Twilight: Photographs by Gregory Crewdson







Twilight: Photographs by Gregory Crewdson Overview


"Crewdson is at the forefront of a movement in contemporary photography that has abandoned realism in pursuit of pure cinematic fantasy." —The New York Times Magazine

Twilight: in that zone between the certainty of day and fear of the dark, Gregory Crewdson sets his eerie, enigmatic photographs. A woman floats in her flooded living room, a cow appears to have fallen from the sky onto a front lawn, a gang of teenagers, seemingly hypnotized, pile up household objects for a bonfire. Created as elaborately staged tableaux, this series of images suggests the bizarre yet beautiful surrealities behind deceptively familiar suburban facades. Scheduled to accompany three simultaneous gallery exhibitions in Spring 2002 and a subsequent retrospective at Mass MoCA, this book chronicles the completion of the Twilight series, which Crewdson began in 1998. Including both production stills and the 40 finished images, all in full color, it also features an essay by Rick Moody, a novelist equally renowned for exposing the underbelly of small-town, middle-class America.


Customer Reviews


Hearing the word twilight makes many of us think of the time of day when ordinary things undergo awkward or extraordinary transitions. It is the mysterious frame of time after sunset, but before dawn. The dictionary describes it as half-light, final period of the day. It is the fine line between what is real and what is an illusion. Twilight by Gregory Crewdson captures exactly that.

Crewdson brings the world of photography to the essence of cinema as each photo shoot is intensely staged with large crews working diligently to create the sets for each photograph. Many photography enthusiasts believe that Crewdsons work is overrated and overpaid, but in his work, the ideas of these images speak louder than most photographers of the contemporary art world today. Each image Crewdson creates functions as an intensely dramatic moment with a multitude of focal points in which the narrative is constructed.
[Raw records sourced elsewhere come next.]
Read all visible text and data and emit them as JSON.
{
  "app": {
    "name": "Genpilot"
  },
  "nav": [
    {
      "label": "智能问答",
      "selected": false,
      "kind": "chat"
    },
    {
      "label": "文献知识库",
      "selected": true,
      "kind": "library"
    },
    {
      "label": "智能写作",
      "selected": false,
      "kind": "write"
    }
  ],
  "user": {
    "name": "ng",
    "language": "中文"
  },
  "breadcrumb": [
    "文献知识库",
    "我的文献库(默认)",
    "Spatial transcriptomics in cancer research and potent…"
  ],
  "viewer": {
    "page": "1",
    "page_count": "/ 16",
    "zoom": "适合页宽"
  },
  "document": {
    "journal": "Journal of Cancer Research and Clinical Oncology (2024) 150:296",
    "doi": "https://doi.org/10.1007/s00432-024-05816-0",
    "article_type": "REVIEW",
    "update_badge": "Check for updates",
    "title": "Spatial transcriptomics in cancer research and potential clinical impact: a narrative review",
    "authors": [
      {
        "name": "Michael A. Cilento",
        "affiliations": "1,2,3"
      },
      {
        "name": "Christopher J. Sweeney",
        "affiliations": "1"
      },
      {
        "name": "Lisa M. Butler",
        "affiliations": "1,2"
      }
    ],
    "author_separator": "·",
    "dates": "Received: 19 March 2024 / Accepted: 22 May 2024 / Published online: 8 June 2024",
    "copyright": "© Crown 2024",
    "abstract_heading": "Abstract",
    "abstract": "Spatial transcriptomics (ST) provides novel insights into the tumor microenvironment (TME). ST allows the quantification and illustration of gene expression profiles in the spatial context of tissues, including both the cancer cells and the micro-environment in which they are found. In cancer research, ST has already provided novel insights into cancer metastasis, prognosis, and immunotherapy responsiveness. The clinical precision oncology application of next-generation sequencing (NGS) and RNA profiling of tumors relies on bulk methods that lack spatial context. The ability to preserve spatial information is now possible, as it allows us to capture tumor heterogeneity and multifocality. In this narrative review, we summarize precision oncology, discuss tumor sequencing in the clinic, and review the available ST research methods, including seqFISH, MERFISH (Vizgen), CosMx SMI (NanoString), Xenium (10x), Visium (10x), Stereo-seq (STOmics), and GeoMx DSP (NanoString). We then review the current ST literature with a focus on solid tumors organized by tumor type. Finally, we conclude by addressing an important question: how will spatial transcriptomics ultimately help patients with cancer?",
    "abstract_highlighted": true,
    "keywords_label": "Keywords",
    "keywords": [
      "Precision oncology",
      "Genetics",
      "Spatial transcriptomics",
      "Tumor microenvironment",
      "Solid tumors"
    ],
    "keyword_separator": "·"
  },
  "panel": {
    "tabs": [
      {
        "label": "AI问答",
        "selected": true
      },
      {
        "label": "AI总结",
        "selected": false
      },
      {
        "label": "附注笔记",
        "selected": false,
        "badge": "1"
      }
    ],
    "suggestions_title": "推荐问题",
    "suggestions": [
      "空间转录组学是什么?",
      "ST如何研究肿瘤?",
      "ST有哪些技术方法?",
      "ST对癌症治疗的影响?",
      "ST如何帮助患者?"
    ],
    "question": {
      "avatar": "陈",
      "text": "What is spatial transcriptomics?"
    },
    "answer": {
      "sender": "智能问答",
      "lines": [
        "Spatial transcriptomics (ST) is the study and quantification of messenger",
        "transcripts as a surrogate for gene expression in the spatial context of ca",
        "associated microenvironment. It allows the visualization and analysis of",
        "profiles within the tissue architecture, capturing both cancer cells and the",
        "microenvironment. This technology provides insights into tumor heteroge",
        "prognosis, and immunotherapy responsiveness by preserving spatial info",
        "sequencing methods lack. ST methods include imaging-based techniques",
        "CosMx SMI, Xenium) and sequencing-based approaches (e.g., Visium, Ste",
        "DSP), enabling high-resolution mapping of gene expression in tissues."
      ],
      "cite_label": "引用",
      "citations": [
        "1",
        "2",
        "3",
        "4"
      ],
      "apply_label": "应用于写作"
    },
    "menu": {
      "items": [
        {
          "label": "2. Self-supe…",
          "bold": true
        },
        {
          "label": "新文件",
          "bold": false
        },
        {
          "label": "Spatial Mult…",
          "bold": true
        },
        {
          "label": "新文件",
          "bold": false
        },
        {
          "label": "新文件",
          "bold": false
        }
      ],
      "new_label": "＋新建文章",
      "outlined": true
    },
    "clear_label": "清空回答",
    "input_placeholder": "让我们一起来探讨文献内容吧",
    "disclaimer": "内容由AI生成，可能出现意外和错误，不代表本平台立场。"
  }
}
He focuses on subject matter that intrigues, confuses, and surprises his viewers. In most of Crewdson's images, a single figure is isolated giving a strong sense of despair, loneliness and even guilt. In one image, a typical suburban father is in a state of confusion as he sits in mounds of sod in his bedroom. Another shows a young woman floating in a lucid daze as her living room floods. The fact that the ideas of supernatural like encounters combined with the American suburban lifestyle evokes a rather dark and sinister feeling.

Aesthetically, Crewdson's images combine a crisp, crystal clear optical quality with a soft, calm color palette. Most of the photographs contain cool dark blues with streaks of warm yellows beaming across the image giving them that chiaroscuro effect. These colors intensify the drama of each subject. The brilliant tungsten yellows capture the attention of the viewer whereas the serene blues create an easy to view atmosphere.

Page after page of the 40-photograph set will have you closely examining each detail in Crewdsons images. Each photograph digs deep into the realm of the unknown, the untold, and displays an eerie, yet intimate scenario of suburban life with an extreme twist of the supernatural. To get the full appreciation of the wonderfully weird subject matter, one must let their eyes explore each image in depth.

In my opinion, this is an excellent body of work. I enjoy the surreal quality of the photographs paired with the terror that hides within everyday life. I would highly recommend this book to anyone who enjoys the work of Gregory Crewdson.